Merry Christmas to all, and a happy new year for 2011. th_wav

I'm sure my 4 year old son broke the sound barrier on his way from his bed to the tree this morning. woohoo1

Cheers, Thm:
Phil


----------



## slick95 (Dec 24, 2010)

Merry Christmas and Happy New Year to all you guys and your families...

Jeff


----------



## Groomengineering (Dec 24, 2010)

Merry Christmas all!

Cheers

Jeff


----------



## d-m (Dec 24, 2010)

WOW another year behind us and what fun we have had, Thanks to all the members of HMEM Marry Christmas and happy new year to all  !!!!!!!!!!!!!!!!!!!!!
Dave Thm:


----------



## RMS (Dec 24, 2010)

Merry Christmas To All!

I am expecting a special machining package from Santa this year, cant wait!


 ;D


----------



## GailInNM (Dec 24, 2010)

Feliz Navidad to all from Gail in NM and Coot, the shop dog.

Outside of family, HMEM represents the spirit of Christmas sharing the in one of the best ways I know. Skills, knowledge, inspiration, encouragement and often times material things are freely shared between members on a daily basis. This is done without regard to race, political leanings, nationality, age differences and many other things that sometimes divide people. There is a strong feeling that the more fun any individual has the more fun it is for everybody. And the best part is that it is not restricted to one day or season.

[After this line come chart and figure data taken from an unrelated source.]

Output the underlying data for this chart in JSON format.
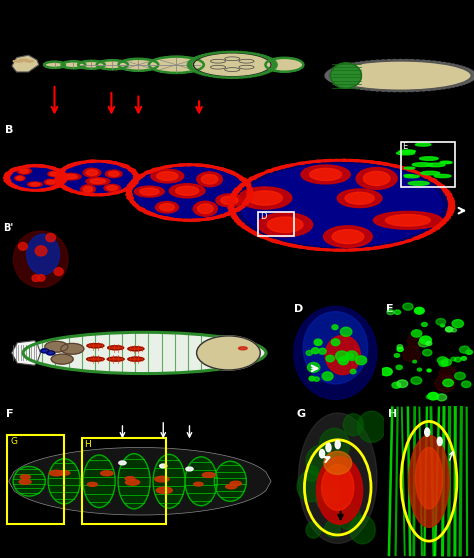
{
  "fig_width": 4.74,
  "fig_height": 5.58,
  "dpi": 100,
  "background_color": "#000000",
  "beige": "#d4c896",
  "green_border": "#2a8a2a",
  "colors": {
    "red": "#ff2200",
    "green": "#00ff00",
    "blue": "#0000cc",
    "beige": "#d4c896",
    "green_b": "#2a8a2a",
    "white": "#ffffff",
    "yellow": "#ffff00",
    "black": "#000000"
  }
}
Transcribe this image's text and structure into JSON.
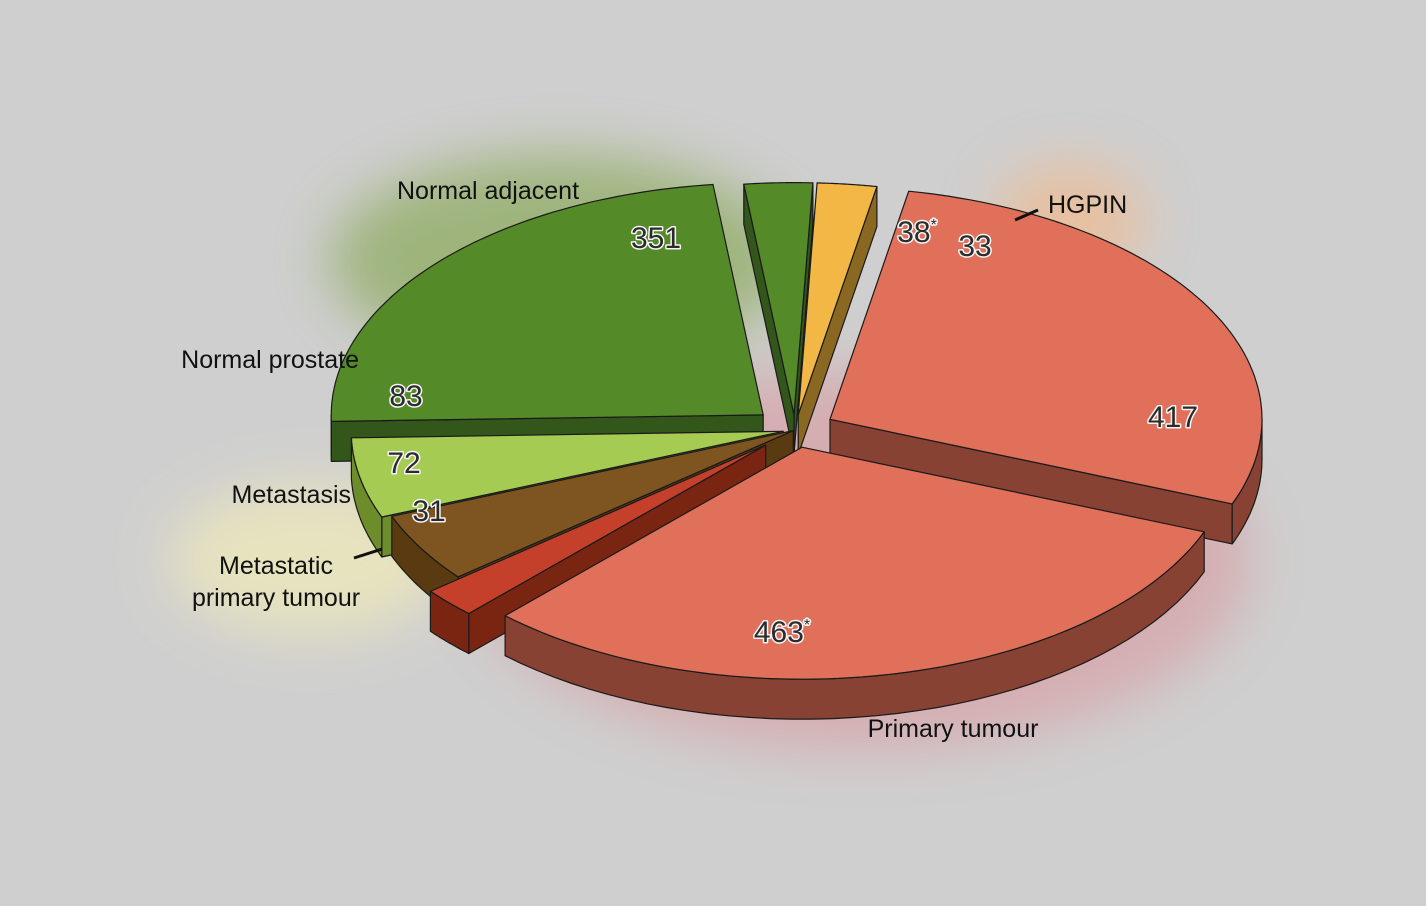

It is every day of the year.

Gail in NM


----------



## metalmad (Dec 24, 2010)

But today we can eat and drink as much as we want. ;D ;D
Merry Christmas my friends :big:


----------



## joe d (Dec 25, 2010)

Merry Christmas to all, and a great 2011.

This board is the present that keeps on giving all year long, thanks everyone!

Cheers, Joe


----------



## Xlmyford (Dec 25, 2010)

*Gesegnete Weihnachten,Euch und Euren Familien und Freunden.*

*
Merry Christmas,Ralph*


----------



## AndyB (Dec 25, 2010)

Hi everyone,

I wish you all whatever seasonal accolade suits you best.

May St Nicholas, Tubal Cain, Vulcan, Thor, God, god, Mother Nature, Allah, The Supreme Being, Jehovah, Jupiter, Wotan, The Spirits at the Bottom of the Well, Zeus, St Elegius, St Hubert of Liege, or whoever you speak to send you your heart's desires for the coming year.

Best wishes from a pagan.

Andy


----------



## student123 (Dec 25, 2010)

Guys, a Happy Christmas to you all.

Mike


----------



## Omnimill (Dec 25, 2010)

Merry Christmas to all on this great and friendly forum.

Vic.


----------



## Deanofid (Dec 26, 2010)

Oops. Here I am after midnight, but it's still The Day. 
Merry _Christ_mas all, and God bless.


----------